There is great interest in the use of body-worn cameras by police officers, which are thought to reduce the use of force and improve officer behavior. However, in order to establish this we need experimental evidence, and it has become increasingly common for governments to use randomized controlled trials to test such ideas. A randomized controlled trial of the effectiveness of body-worn cameras was performed by the Washington, DC government and DC Metropolitan Police Department in 2015/2016 in order to test the hypothesis that body-worn cameras are effective. Officers were randomly assigned to wear a body-worn camera or not, and their behavior was then tracked over time to determine whether the cameras resulted in less use of force and fewer civilian complaints about officer behavior.
Before we get to the results, let’s ask how you would think the statistical analysis might work. Let’s say we want to specifically test the hypothesis of whether the use of force is decreased by the wearing of cameras. The randomized controlled trial provides us with the data to test the hypothesis – namely, the rates of use of force by officers assigned to either the camera or control groups. The next obvious step is to look at the data and determine whether they provide convincing evidence for or against this hypothesis. That is: What is the likelihood that body-worn cameras reduce the use of force, given the data and everything else we know?
It turns out that this is not how null hypothesis testing works. Instead, we first take our hypothesis of interest (i.e. whether body-worn cameras reduce use of force), and flip it on its head, creating a null hypothesis – in this case, the null hypothesis would be that cameras do not reduce use of force. Importantly, we then assume that the null hypothesis is true. We then look at the data, and determine whether the data are sufficiently unlikely under the null hypothesis that we can reject the null in favor of the alternative hypothesis which is our hypothesis of interest. If there is not sufficient evidence to reject the null, then we say that we “failed to reject” the null.

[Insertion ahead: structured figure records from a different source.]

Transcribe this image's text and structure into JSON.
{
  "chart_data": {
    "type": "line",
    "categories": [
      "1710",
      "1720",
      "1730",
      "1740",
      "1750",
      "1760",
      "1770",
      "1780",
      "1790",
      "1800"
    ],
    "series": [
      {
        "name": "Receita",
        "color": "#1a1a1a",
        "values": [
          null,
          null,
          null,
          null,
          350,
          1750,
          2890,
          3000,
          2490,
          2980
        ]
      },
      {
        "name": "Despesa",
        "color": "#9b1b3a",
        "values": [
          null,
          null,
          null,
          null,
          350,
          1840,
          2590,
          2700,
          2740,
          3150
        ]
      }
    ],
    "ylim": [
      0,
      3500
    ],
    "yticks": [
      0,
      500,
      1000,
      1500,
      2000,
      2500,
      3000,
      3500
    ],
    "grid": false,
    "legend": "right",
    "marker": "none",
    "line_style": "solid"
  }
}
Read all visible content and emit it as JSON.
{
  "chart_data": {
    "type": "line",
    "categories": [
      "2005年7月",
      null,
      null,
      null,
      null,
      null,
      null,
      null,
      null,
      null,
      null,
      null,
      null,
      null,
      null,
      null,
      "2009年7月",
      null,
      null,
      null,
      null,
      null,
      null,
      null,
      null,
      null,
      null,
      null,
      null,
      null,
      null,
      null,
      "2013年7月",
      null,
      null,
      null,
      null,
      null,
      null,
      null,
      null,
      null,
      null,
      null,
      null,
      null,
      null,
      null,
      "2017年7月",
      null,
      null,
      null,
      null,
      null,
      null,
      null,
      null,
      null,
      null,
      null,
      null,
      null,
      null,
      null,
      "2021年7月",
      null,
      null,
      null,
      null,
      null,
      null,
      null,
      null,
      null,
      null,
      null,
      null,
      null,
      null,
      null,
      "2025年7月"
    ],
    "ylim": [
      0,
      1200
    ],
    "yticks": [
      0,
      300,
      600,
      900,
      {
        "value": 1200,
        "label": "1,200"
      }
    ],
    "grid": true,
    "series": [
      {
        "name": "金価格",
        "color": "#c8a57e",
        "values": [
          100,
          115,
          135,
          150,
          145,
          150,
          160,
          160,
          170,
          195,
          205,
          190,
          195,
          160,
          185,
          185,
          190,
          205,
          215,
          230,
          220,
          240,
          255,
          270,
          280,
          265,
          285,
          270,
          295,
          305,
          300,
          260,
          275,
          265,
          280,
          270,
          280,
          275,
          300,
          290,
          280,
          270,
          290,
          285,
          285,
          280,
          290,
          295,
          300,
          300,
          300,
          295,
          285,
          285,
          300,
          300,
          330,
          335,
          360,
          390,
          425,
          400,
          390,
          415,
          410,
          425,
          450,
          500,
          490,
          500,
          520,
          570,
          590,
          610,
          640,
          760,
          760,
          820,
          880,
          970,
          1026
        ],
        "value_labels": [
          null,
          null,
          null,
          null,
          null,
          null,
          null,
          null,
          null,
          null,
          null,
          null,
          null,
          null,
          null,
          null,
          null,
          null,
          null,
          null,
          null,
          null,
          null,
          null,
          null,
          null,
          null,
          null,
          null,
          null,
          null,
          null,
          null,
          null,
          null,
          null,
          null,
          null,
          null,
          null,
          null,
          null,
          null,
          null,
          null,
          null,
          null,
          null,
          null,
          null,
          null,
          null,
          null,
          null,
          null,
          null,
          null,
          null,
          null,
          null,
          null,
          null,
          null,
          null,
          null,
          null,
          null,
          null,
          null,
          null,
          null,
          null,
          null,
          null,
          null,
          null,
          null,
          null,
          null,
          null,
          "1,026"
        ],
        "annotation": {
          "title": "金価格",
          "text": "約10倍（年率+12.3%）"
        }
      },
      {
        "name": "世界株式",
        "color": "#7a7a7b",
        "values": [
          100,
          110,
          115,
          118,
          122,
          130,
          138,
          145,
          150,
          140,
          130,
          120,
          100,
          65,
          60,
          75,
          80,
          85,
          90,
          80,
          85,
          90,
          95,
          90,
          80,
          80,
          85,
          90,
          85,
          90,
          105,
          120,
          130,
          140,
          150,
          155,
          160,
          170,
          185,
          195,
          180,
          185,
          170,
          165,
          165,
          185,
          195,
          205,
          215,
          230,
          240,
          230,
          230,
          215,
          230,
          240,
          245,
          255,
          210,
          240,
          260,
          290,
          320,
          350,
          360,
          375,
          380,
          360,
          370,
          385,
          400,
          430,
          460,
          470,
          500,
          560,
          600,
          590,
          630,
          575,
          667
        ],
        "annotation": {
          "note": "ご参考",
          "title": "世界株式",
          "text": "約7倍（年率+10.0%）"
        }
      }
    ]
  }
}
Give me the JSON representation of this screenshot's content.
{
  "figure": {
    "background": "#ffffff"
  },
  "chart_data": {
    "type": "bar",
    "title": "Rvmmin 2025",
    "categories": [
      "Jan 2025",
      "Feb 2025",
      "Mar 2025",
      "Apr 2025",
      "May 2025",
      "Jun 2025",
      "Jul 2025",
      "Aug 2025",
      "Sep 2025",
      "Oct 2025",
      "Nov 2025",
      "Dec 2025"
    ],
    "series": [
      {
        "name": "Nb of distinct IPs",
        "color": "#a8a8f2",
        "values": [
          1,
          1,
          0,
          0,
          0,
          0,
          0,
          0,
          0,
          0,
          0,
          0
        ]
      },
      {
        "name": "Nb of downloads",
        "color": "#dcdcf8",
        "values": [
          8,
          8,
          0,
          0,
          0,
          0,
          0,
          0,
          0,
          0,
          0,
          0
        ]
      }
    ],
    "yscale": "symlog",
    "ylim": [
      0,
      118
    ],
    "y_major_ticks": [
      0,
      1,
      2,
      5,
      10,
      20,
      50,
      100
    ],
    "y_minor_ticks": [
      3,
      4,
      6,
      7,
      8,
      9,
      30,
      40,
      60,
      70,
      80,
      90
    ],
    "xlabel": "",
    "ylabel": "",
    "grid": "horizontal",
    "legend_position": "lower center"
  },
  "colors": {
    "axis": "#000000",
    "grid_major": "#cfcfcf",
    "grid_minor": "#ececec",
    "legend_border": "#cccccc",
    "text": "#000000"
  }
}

Understanding some of the concepts of NHST, particularly the notorious “p-value”, is invariably challenging the first time one encounters them, because they are so counter-intuitive. As we will see later, there are other approaches that provide a much more intuitive way to address hypothesis testing (but have their own complexities). However, before we get to those, it’s important for you to have a deep understanding of how hypothesis testing works, because it’s clearly not going to go away any time soon.